Per quel che concerne, invece, la condotta rilevante al fine dell’applicazione della sanzione, la norma si riferisce alla fornitura delle borse di plastica non rispondenti alle specifiche caratteristiche individuate dalla disciplina. I termini utilizzati dal legislatore per individuare la condotta punibile appaiono dunque riferibili ad un’azione attiva svolta da uno soggetto (produttore, distributore o commerciante nei punti vendita) finalizzata a fornire l’imballaggio (buste di plastica non conformi), a titolo oneroso o gratuito, ad un qualsiasi altro soggetto. In tal senso viene in rilievo quanto espresso dalla giurisprudenza di merito circa l’effettiva portata del divieto in argomento in alcuni casi concreti sottoposti all’attenzione dell’autorità giudiziaria, ed in particolare, è stato chiarito “che il mero acquisto non può essere fatto rientrare nel concetto di commercializzazione e che la condotta punita dalla norma è la effettiva fornitura delle buste da parte dei commercianti, a titolo gratuito o oneroso, nei punti vendita” (Tribunale di Cremona, sez. I, 25/07/2023, n. 399). Ed ancora, la giurisprudenza di merito ha chiarito che “il divieto riguarda la commercializzazione e non la detenzione (quand'anche a fini di vendita o di distribuzione a titolo gratuito)”, e ha ritenuto che “la circostanza che le buste fossero potenzialmente destinate alla commercializzazione e che fossero detenute a fini commerciali (...) sono elementi irrilevanti posto che la violazione, come già evidenziato, punisce l'effettiva commercializzazione” (Tribunale di Torino, sez. III, 19/04/2022, n. 1529).

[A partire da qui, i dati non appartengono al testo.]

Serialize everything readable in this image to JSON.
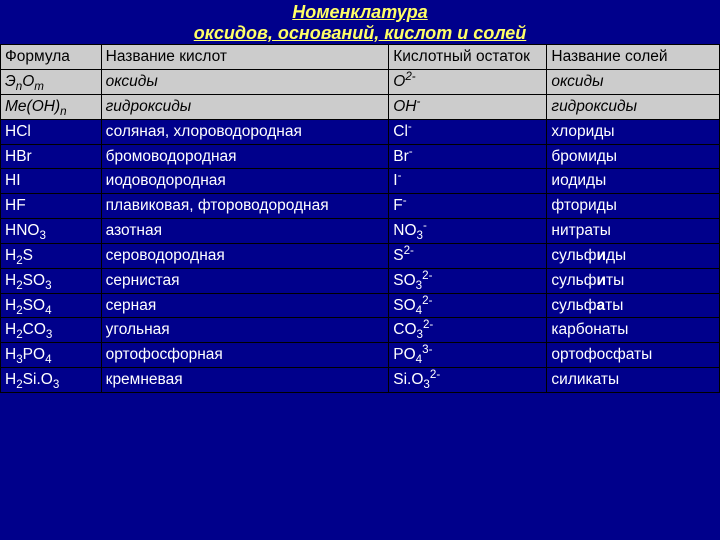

Le considerazioni sopra riportate, rese nel rispetto delle condizioni e dei termini di cui all’articolo 3- septies del decreto legislativo n. 152 del 2006, sono da ritenersi pertinenti e valide in relazione al quesito formulato, con esclusione di qualsiasi riferimento a specifiche procedure o procedimenti, anche a carattere giurisdizionale, eventualmente in corso o in fase di evoluzione, per i quali occorrerà considerare tutti gli elementi pertinenti al caso di specie, allo stato, non a conoscenza e non rientranti nella sfera di competenza di questa Amministrazione.